China has already started accelerating its opening up of capital account by allowing yuan FDI and ODI recently, together with an ambitious outline of making Shanghai a global renminbi products innovation, trading and clearing center by 2015.

The timing could not have been better as the yuan is steadily appreciating which makes it more attractive, while the main currency-issuing countries are printing notes to solve their debt woes.
On this final quote I close my case on why the RMB will likely displace the $US, albeit nothing is certain or cannot be derailed (e.g. a major crisis in the Chinese economy). The surprising part is that it was so evident that this would be the path so long ago, but habit of mind prevented  so many from seeing what was right in front of them.

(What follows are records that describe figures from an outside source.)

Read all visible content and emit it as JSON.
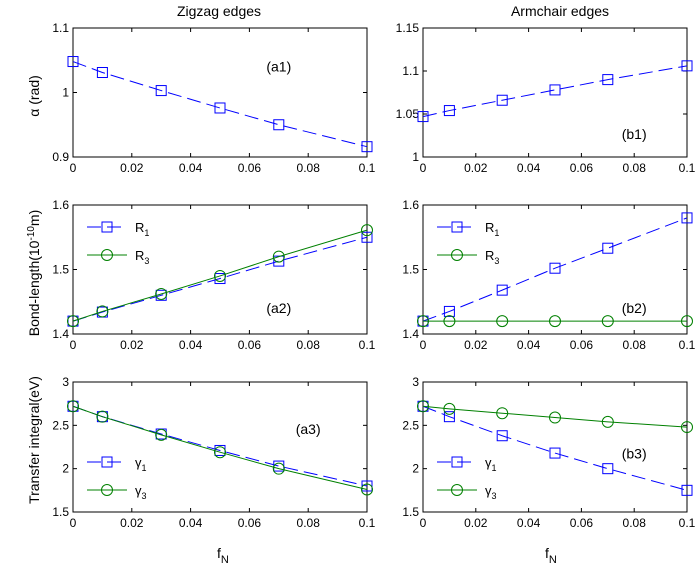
{
  "titles": {
    "left": "Zigzag edges",
    "right": "Armchair edges"
  },
  "xlabel": {
    "main": "f",
    "sub": "N"
  },
  "ylabels": {
    "row1": "α (rad)",
    "row2_main": "Bond-length(10",
    "row2_sup": "-10",
    "row2_tail": "m)",
    "row3": "Transfer integral(eV)"
  },
  "colors": {
    "blue": "#0000ff",
    "green": "#008000"
  },
  "chart_data": [
    {
      "id": "a1",
      "type": "line",
      "label": "(a1)",
      "xlim": [
        0,
        0.1
      ],
      "ylim": [
        0.9,
        1.1
      ],
      "xticks": [
        0,
        0.02,
        0.04,
        0.06,
        0.08,
        0.1
      ],
      "yticks": [
        0.9,
        1,
        1.1
      ],
      "xtick_labels": [
        "0",
        "0.02",
        "0.04",
        "0.06",
        "0.08",
        "0.1"
      ],
      "ytick_labels": [
        "0.9",
        "1",
        "1.1"
      ],
      "series": [
        {
          "color": "#0000ff",
          "marker": "square",
          "dash": "long",
          "x": [
            0,
            0.01,
            0.03,
            0.05,
            0.07,
            0.1
          ],
          "y": [
            1.048,
            1.031,
            1.003,
            0.976,
            0.95,
            0.916
          ]
        }
      ]
    },
    {
      "id": "b1",
      "type": "line",
      "label": "(b1)",
      "xlim": [
        0,
        0.1
      ],
      "ylim": [
        1,
        1.15
      ],
      "xticks": [
        0,
        0.02,
        0.04,
        0.06,
        0.08,
        0.1
      ],
      "yticks": [
        1,
        1.05,
        1.1,
        1.15
      ],
      "xtick_labels": [
        "0",
        "0.02",
        "0.04",
        "0.06",
        "0.08",
        "0.1"
      ],
      "ytick_labels": [
        "1",
        "1.05",
        "1.1",
        "1.15"
      ],
      "series": [
        {
          "color": "#0000ff",
          "marker": "square",
          "dash": "long",
          "x": [
            0,
            0.01,
            0.03,
            0.05,
            0.07,
            0.1
          ],
          "y": [
            1.047,
            1.054,
            1.066,
            1.078,
            1.09,
            1.106
          ]
        }
      ]
    },
    {
      "id": "a2",
      "type": "line",
      "label": "(a2)",
      "xlim": [
        0,
        0.1
      ],
      "ylim": [
        1.4,
        1.6
      ],
      "xticks": [
        0,
        0.02,
        0.04,
        0.06,
        0.08,
        0.1
      ],
      "yticks": [
        1.4,
        1.5,
        1.6
      ],
      "xtick_labels": [
        "0",
        "0.02",
        "0.04",
        "0.06",
        "0.08",
        "0.1"
      ],
      "ytick_labels": [
        "1.4",
        "1.5",
        "1.6"
      ],
      "legend": "top-left",
      "series": [
        {
          "name": "R",
          "sub": "1",
          "color": "#0000ff",
          "marker": "square",
          "dash": "long",
          "x": [
            0,
            0.01,
            0.03,
            0.05,
            0.07,
            0.1
          ],
          "y": [
            1.42,
            1.434,
            1.46,
            1.486,
            1.513,
            1.55
          ]
        },
        {
          "name": "R",
          "sub": "3",
          "color": "#008000",
          "marker": "circle",
          "dash": "solid",
          "x": [
            0,
            0.01,
            0.03,
            0.05,
            0.07,
            0.1
          ],
          "y": [
            1.42,
            1.435,
            1.462,
            1.49,
            1.52,
            1.561
          ]
        }
      ]
    },
    {
      "id": "b2",
      "type": "line",
      "label": "(b2)",
      "xlim": [
        0,
        0.1
      ],
      "ylim": [
        1.4,
        1.6
      ],
      "xticks": [
        0,
        0.02,
        0.04,
        0.06,
        0.08,
        0.1
      ],
      "yticks": [
        1.4,
        1.5,
        1.6
      ],
      "xtick_labels": [
        "0",
        "0.02",
        "0.04",
        "0.06",
        "0.08",
        "0.1"
      ],
      "ytick_labels": [
        "1.4",
        "1.5",
        "1.6"
      ],
      "legend": "top-left",
      "series": [
        {
          "name": "R",
          "sub": "1",
          "color": "#0000ff",
          "marker": "square",
          "dash": "long",
          "x": [
            0,
            0.01,
            0.03,
            0.05,
            0.07,
            0.1
          ],
          "y": [
            1.42,
            1.435,
            1.468,
            1.502,
            1.533,
            1.58
          ]
        },
        {
          "name": "R",
          "sub": "3",
          "color": "#008000",
          "marker": "circle",
          "dash": "solid",
          "x": [
            0,
            0.01,
            0.03,
            0.05,
            0.07,
            0.1
          ],
          "y": [
            1.42,
            1.42,
            1.42,
            1.42,
            1.42,
            1.42
          ]
        }
      ]
    },
    {
      "id": "a3",
      "type": "line",
      "label": "(a3)",
      "xlim": [
        0,
        0.1
      ],
      "ylim": [
        1.5,
        3
      ],
      "xticks": [
        0,
        0.02,
        0.04,
        0.06,
        0.08,
        0.1
      ],
      "yticks": [
        1.5,
        2,
        2.5,
        3
      ],
      "xtick_labels": [
        "0",
        "0.02",
        "0.04",
        "0.06",
        "0.08",
        "0.1"
      ],
      "ytick_labels": [
        "1.5",
        "2",
        "2.5",
        "3"
      ],
      "legend": "bottom-left",
      "series": [
        {
          "name": "γ",
          "sub": "1",
          "color": "#0000ff",
          "marker": "square",
          "dash": "long",
          "x": [
            0,
            0.01,
            0.03,
            0.05,
            0.07,
            0.1
          ],
          "y": [
            2.72,
            2.6,
            2.4,
            2.21,
            2.03,
            1.8
          ]
        },
        {
          "name": "γ",
          "sub": "3",
          "color": "#008000",
          "marker": "circle",
          "dash": "solid",
          "x": [
            0,
            0.01,
            0.03,
            0.05,
            0.07,
            0.1
          ],
          "y": [
            2.72,
            2.6,
            2.39,
            2.19,
            2.0,
            1.76
          ]
        }
      ]
    },
    {
      "id": "b3",
      "type": "line",
      "label": "(b3)",
      "xlim": [
        0,
        0.1
      ],
      "ylim": [
        1.5,
        3
      ],
      "xticks": [
        0,
        0.02,
        0.04,
        0.06,
        0.08,
        0.1
      ],
      "yticks": [
        1.5,
        2,
        2.5,
        3
      ],
      "xtick_labels": [
        "0",
        "0.02",
        "0.04",
        "0.06",
        "0.08",
        "0.1"
      ],
      "ytick_labels": [
        "1.5",
        "2",
        "2.5",
        "3"
      ],
      "legend": "bottom-left",
      "series": [
        {
          "name": "γ",
          "sub": "1",
          "color": "#0000ff",
          "marker": "square",
          "dash": "long",
          "x": [
            0,
            0.01,
            0.03,
            0.05,
            0.07,
            0.1
          ],
          "y": [
            2.72,
            2.6,
            2.38,
            2.18,
            2.0,
            1.75
          ]
        },
        {
          "name": "γ",
          "sub": "3",
          "color": "#008000",
          "marker": "circle",
          "dash": "solid",
          "x": [
            0,
            0.01,
            0.03,
            0.05,
            0.07,
            0.1
          ],
          "y": [
            2.72,
            2.69,
            2.64,
            2.59,
            2.54,
            2.48
          ]
        }
      ]
    }
  ]
}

  1. I agree that it is highly likely that the Chinese yuan will one day be reserve currency. However I'm not sure how the Chinese will deal with the issues surrounding the floating of their dollar - especially how their manufacturing powerhouse will cope/compete with an appreciating Yuan.

    I'm a long time reader of your blog but have never posted before.

  2. Marrio:

    As we know, artificially suppressing your currency favours exports at the expense of domestic services.

    I think China has been utilising its competitive disadvantage wisely by building infrastructure (such as these unoccupied ghost cities) while domestic labour is cheap, in anticipation of a stronger RMB in the future.

    The RMB does not have to suddenly float; it could be revalued in stages thereby allowing the economy to adapt without causing a crash.